Publicado 18/08/2026 • 16:44 | Atualizado há 1 hora

KEY POINTS

  • Petróleo avançou nesta terça-feira (18) diante da redução das expectativas de retomada das negociações entre Estados Unidos e Irã.
  • Brent permaneceu acima de US$ 90 por barril, enquanto Teerã condiciona a reabertura do Estreito de Ormuz ao cumprimento de acordo.
  • Ataques a embarcação em Ormuz e a uma refinaria saudita elevaram a tensão sobre o abastecimento e ajudaram a sustentar as cotações.

Os preços do petróleo avançaram nesta terça-feira (18), sustentados pelo impasse diplomático entre Estados Unidos e Irã e por novos episódios de tensão em duas rotas estratégicas para o mercado de energia: o Estreito de Ormuz e o Mar Vermelho.

Na New York Mercantile Exchange (Nymex), o petróleo WTI para outubro subiu 0,38%, ou US$ 0,32 (R$ 1,67), para US$ 84,06 (R$ 437,95) por barril. Na Intercontinental Exchange de Londres (ICE), o Brent para o mesmo mês avançou 0,17%, ou US$ 0,15 (R$ 0,78), a US$ 91,02 (R$ 474,21) por barril.

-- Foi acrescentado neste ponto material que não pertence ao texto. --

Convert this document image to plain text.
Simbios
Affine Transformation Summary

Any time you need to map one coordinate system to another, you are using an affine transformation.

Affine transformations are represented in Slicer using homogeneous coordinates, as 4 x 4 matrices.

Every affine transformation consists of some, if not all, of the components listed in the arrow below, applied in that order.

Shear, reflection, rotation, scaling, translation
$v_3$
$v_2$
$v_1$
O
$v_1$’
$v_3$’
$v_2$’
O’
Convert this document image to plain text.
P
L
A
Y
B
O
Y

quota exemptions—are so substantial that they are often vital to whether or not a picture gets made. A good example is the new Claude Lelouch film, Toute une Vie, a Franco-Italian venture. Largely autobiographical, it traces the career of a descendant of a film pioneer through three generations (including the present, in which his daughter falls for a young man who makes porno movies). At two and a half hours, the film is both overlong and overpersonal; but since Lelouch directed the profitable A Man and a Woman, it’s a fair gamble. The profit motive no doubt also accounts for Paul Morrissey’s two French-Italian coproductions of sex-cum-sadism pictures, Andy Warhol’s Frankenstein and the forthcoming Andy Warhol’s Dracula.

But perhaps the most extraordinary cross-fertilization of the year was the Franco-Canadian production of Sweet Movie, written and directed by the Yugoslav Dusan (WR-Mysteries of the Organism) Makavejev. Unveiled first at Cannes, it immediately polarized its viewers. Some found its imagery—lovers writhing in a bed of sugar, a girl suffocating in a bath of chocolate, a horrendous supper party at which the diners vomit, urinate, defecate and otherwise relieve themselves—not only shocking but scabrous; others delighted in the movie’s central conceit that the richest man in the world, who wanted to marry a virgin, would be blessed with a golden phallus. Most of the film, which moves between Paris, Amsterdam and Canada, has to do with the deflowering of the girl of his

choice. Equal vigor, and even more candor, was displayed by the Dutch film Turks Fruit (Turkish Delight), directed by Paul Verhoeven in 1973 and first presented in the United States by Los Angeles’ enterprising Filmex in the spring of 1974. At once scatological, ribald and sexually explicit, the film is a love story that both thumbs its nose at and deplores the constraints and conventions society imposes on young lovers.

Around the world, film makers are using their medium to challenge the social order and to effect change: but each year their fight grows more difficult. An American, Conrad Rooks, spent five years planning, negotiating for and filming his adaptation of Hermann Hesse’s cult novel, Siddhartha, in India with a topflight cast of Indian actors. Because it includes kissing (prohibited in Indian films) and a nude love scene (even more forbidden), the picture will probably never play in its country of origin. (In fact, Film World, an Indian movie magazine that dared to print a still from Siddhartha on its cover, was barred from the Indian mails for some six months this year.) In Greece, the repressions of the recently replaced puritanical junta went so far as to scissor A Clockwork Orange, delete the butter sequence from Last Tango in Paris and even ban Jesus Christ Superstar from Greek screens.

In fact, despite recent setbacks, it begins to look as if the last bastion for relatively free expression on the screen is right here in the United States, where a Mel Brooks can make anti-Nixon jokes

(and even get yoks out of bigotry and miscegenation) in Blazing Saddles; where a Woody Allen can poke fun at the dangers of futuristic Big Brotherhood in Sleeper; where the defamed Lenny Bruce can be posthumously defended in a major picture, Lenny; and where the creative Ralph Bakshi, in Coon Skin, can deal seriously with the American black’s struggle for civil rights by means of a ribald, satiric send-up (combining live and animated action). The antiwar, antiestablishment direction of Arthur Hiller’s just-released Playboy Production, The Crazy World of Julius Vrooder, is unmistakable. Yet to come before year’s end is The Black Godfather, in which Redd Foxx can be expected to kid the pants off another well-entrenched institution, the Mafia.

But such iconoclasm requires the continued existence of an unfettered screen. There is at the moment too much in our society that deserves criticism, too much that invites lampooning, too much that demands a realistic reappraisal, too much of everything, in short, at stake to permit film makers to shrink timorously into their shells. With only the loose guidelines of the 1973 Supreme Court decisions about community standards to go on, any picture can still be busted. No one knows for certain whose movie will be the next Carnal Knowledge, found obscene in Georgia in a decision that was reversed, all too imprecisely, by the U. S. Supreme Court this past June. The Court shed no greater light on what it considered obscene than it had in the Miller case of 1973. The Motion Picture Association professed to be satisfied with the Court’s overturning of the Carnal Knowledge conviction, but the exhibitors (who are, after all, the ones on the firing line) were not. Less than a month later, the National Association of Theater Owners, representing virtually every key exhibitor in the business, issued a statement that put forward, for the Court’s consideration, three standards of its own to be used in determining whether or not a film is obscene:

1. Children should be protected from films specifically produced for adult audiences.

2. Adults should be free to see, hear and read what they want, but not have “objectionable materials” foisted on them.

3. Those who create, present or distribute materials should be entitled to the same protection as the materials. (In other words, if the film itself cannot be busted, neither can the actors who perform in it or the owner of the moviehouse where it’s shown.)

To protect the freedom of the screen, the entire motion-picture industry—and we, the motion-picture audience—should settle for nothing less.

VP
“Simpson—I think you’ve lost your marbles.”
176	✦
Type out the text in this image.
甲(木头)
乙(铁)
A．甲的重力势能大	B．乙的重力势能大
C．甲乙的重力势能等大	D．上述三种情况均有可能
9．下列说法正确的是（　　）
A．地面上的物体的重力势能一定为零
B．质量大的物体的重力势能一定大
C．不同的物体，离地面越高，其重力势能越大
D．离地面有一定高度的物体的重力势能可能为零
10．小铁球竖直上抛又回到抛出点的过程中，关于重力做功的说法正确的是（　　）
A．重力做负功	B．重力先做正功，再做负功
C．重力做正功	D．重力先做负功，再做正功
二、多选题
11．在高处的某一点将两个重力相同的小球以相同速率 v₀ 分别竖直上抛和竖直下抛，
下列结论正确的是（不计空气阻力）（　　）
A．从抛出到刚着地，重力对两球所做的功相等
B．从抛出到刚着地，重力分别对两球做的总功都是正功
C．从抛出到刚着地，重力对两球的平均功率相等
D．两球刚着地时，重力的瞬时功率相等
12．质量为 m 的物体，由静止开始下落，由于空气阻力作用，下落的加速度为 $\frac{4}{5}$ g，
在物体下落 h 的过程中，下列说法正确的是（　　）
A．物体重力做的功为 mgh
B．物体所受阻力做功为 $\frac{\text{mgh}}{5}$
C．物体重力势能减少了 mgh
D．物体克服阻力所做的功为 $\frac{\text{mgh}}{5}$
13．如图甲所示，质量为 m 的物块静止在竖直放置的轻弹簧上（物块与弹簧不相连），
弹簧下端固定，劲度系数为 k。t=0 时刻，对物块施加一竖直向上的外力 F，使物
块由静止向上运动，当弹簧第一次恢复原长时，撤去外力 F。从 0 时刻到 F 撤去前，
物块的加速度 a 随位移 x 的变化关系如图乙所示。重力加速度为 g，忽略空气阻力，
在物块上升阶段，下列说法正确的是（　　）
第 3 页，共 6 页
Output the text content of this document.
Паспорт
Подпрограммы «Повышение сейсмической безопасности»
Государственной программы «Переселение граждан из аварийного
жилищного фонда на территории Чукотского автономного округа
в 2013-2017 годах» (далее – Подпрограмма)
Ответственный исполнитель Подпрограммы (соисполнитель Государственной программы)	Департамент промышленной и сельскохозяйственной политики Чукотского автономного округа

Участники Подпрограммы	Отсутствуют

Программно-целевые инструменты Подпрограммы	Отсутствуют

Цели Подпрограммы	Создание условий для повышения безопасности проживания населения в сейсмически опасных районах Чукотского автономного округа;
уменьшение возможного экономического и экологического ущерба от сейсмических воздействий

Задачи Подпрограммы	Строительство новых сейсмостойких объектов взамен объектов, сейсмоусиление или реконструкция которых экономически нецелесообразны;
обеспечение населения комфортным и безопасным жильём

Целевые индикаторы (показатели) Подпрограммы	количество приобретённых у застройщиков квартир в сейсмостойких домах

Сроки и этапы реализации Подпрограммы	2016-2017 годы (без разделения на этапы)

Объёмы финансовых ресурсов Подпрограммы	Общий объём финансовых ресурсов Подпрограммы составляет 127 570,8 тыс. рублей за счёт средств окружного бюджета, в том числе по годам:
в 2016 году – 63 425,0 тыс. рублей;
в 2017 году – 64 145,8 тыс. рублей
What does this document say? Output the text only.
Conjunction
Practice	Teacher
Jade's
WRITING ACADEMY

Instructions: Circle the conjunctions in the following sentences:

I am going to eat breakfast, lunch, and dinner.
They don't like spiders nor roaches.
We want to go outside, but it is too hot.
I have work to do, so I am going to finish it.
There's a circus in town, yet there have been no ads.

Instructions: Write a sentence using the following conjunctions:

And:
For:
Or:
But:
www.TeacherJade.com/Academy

Ormuz permanece no centro das tensões

O mercado manteve o Brent acima dos US$ 90 por barril em meio às declarações do presidente do Parlamento iraniano e principal negociador do país, Mohammad Baqer Ghalibaf, de que o Estreito de Ormuz continuará fechado até que Washington cumpra as condições do acordo provisório firmado em junho, segundo a mídia estatal iraniana.

Do lado americano, o presidente Donald Trump afirmou nesta terça-feira (18) que não há “conversas ou negociações” em andamento com o Irã. Trump também publicou uma imagem que retrata Ormuz como território dos Estados Unidos, ampliando a tensão entre os dois países.

A retomada do diálogo também depende de avanços nas articulações regionais. Os mediadores do Catar aguardam que Omã e Irã cheguem a um entendimento bilateral sobre o Estreito de Ormuz antes que negociações mais amplas entre Washington e Teerã sejam retomadas, segundo a Al Arabiya.

Embarcação é atingida durante travessia

Além do impasse diplomático, novos episódios de segurança marítima mantiveram as preocupações com a circulação de embarcações pela região. A United Kingdom Maritime Trade Operations (UKMTO) informou que um navio foi atingido por um “projétil desconhecido” durante a travessia do Estreito de Ormuz.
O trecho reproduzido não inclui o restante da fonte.